Role Overview:
We are seeking an experienced Engineering Team Lead responsible for automating and optimizing our cloud infrastructure, CI/CD pipelines, and monitoring processes. You’ll architect, scale, and secure the infrastructure behind our AI-powered SaaS platform. You’ll be the go-to expert on everything that keeps the system performant, resilient, and deployable at speed.
Key Responsibilities:
- Architect and maintain secure, scalable, and cost-optimized cloud infrastructure across AWS or GCP environments.
- Design, implement, and manage robust CI/CD pipelines to streamline testing, deployment, and production releases.
- Collaborate cross-functionally with Backend, ML, and Product teams to integrate Infrastructure as Code (IaC) principles into the development lifecycle.
- Optimize system performance for reliability, scalability, and cost-efficiency across distributed cloud systems.

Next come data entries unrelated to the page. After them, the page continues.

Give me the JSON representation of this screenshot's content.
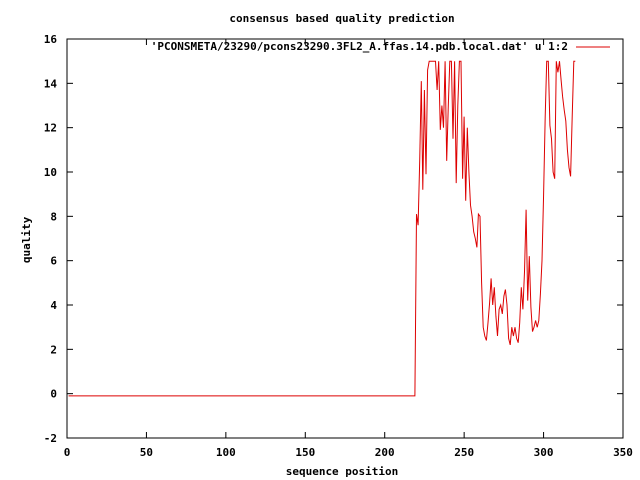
{
  "chart_data": {
    "type": "line",
    "title": "consensus based quality prediction",
    "xlabel": "sequence position",
    "ylabel": "quality",
    "xlim": [
      0,
      350
    ],
    "ylim": [
      -2,
      16
    ],
    "xticks": [
      0,
      50,
      100,
      150,
      200,
      250,
      300,
      350
    ],
    "yticks": [
      -2,
      0,
      2,
      4,
      6,
      8,
      10,
      12,
      14,
      16
    ],
    "grid": false,
    "legend_position": "top-right",
    "series": [
      {
        "name": "'PCONSMETA/23290/pcons23290.3FL2_A.ffas.14.pdb.local.dat' u 1:2",
        "color": "#dd0000",
        "x": [
          1,
          219,
          220,
          221,
          222,
          223,
          224,
          225,
          226,
          227,
          228,
          229,
          230,
          231,
          232,
          233,
          234,
          235,
          236,
          237,
          238,
          239,
          240,
          241,
          242,
          243,
          244,
          245,
          246,
          247,
          248,
          249,
          250,
          251,
          252,
          253,
          254,
          255,
          256,
          257,
          258,
          259,
          260,
          261,
          262,
          263,
          264,
          265,
          266,
          267,
          268,
          269,
          270,
          271,
          272,
          273,
          274,
          275,
          276,
          277,
          278,
          279,
          280,
          281,
          282,
          283,
          284,
          285,
          286,
          287,
          288,
          289,
          290,
          291,
          292,
          293,
          294,
          295,
          296,
          297,
          298,
          299,
          300,
          301,
          302,
          303,
          304,
          305,
          306,
          307,
          308,
          309,
          310,
          311,
          312,
          313,
          314,
          315,
          316,
          317,
          318,
          319,
          320
        ],
        "y": [
          -0.1,
          -0.1,
          8.1,
          7.6,
          10.5,
          14.1,
          9.2,
          13.7,
          9.9,
          14.6,
          15.0,
          15.0,
          15.0,
          15.0,
          15.0,
          13.7,
          15.0,
          11.9,
          13.0,
          12.0,
          15.0,
          10.5,
          13.0,
          15.0,
          15.0,
          11.5,
          15.0,
          9.5,
          13.0,
          15.0,
          15.0,
          9.7,
          12.5,
          8.7,
          12.0,
          10.0,
          8.5,
          8.0,
          7.3,
          7.0,
          6.6,
          8.1,
          8.0,
          5.0,
          3.0,
          2.6,
          2.4,
          3.2,
          4.1,
          5.2,
          4.0,
          4.8,
          3.5,
          2.6,
          3.8,
          4.0,
          3.6,
          4.4,
          4.7,
          4.0,
          2.5,
          2.2,
          3.0,
          2.6,
          3.0,
          2.5,
          2.3,
          3.2,
          4.8,
          3.8,
          5.5,
          8.3,
          4.2,
          6.2,
          3.9,
          2.8,
          3.0,
          3.3,
          3.0,
          3.3,
          4.5,
          6.0,
          9.0,
          12.5,
          15.0,
          15.0,
          12.1,
          11.5,
          10.0,
          9.7,
          15.0,
          14.5,
          15.0,
          14.2,
          13.4,
          12.8,
          12.3,
          11.0,
          10.2,
          9.8,
          12.5,
          15.0,
          15.0
        ]
      }
    ]
  }
}
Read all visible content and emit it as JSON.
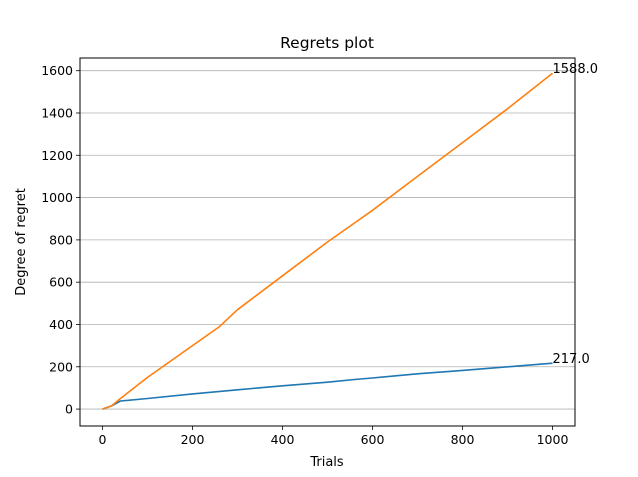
{
  "chart_data": {
    "type": "line",
    "title": "Regrets plot",
    "xlabel": "Trials",
    "ylabel": "Degree of regret",
    "xlim": [
      -50,
      1050
    ],
    "ylim": [
      -80,
      1660
    ],
    "x_ticks": [
      0,
      200,
      400,
      600,
      800,
      1000
    ],
    "y_ticks": [
      0,
      200,
      400,
      600,
      800,
      1000,
      1200,
      1400,
      1600
    ],
    "grid": "horizontal",
    "series": [
      {
        "color": "#1f77b4",
        "x": [
          0,
          20,
          40,
          100,
          200,
          300,
          400,
          500,
          560,
          600,
          700,
          800,
          900,
          1000
        ],
        "y": [
          0,
          15,
          38,
          50,
          72,
          91,
          110,
          127,
          140,
          147,
          167,
          183,
          200,
          217
        ]
      },
      {
        "color": "#ff7f0e",
        "x": [
          0,
          20,
          40,
          100,
          200,
          260,
          300,
          400,
          500,
          560,
          600,
          700,
          800,
          900,
          1000
        ],
        "y": [
          0,
          15,
          50,
          150,
          300,
          390,
          470,
          630,
          790,
          880,
          940,
          1100,
          1260,
          1420,
          1588
        ]
      }
    ],
    "annotations": [
      {
        "text": "1588.0",
        "x": 1000,
        "y": 1588
      },
      {
        "text": "217.0",
        "x": 1000,
        "y": 217
      }
    ]
  }
}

- Deploy and manage containerization and orchestration tools (e.g., Docker, Kubernetes) to support microservice architecture.
- Automate infrastructure provisioning, configuration management, and real-time system monitoring using industry-standard tools.
- Monitor and troubleshoot system reliability, performance issues, and security incidents; perform deep root cause analysis when needed.
- Lead disaster recovery planning, backup automation, incident response processes, and infrastructure-level cost optimization strategies.
- Ensure infrastructure compliance with internal security protocols and external data privacy regulations (e.g., GDPR, SOC 2).
- Drive DevOps excellence, including observability, logging, and continuous monitoring, to support a high-availability product.
- Mentor junior engineers and actively shape a high-performing, collaborative, and growth-oriented engineering culture.
Required Skills and Experience:
Education: Bachelor’s degree in Computer Science, Engineering, or a related field (or equivalent experience).
Experience: 5–6 years in engineering roles with a strong DevOps & Cloud backbone
Problem-solving: Ability to troubleshoot complex systems and networks.
Collaboration: Strong communication skills and a collaborative mindset to work with cross-functional teams.
Technical Skills:
- Expertise in cloud platforms such as AWS, Google Cloud, or Azure.
- Strong proficiency with CI/CD tools (Jenkins, GitLab CI, CircleCI, etc.).
- Hands-on experience with containerization (Docker) and orchestration (Kubernetes).
- In-depth knowledge of infrastructure as code (IaC) tools like Terraform, Ansible, or CloudFormation.
- Proficiency in scripting languages (Python, Bash, etc.) for automation tasks.
- Experience with monitoring and logging tools (Prometheus, Grafana, ELK Stack, etc.).
- Hands-on experience with data processing and message streaming tools like Apache Spark and Kafka.
- Experience deploying ML models with Kubernetes or cloud-native tools like Sagemaker or Azure ML is a plus.
- Experience with Ray or Kuberay is a plus.
- Understanding of security best practices and regulatory requirements.
Preferred Qualifications
- Certifications in cloud platforms (AWS Certified DevOps Engineer, Google Cloud DevOps Engineer, etc.).
- Experience with large-scale, highly available, and distributed systems.
- Exposure to AI/ML infrastructure or MLOps
- Hands-on with observability tools (Datadog, Prometheus, Grafana)
- Familiarity with zero-downtime deployments and security best practices
What We Offer:
- Salary range: Competitive salary
- Yearly 2 bonuses and 1 performance bonus.
- A dynamic and collaborative work environment.
- Opportunities for professional growth and development.
- The chance to work on cutting-edge technology and make a real impact.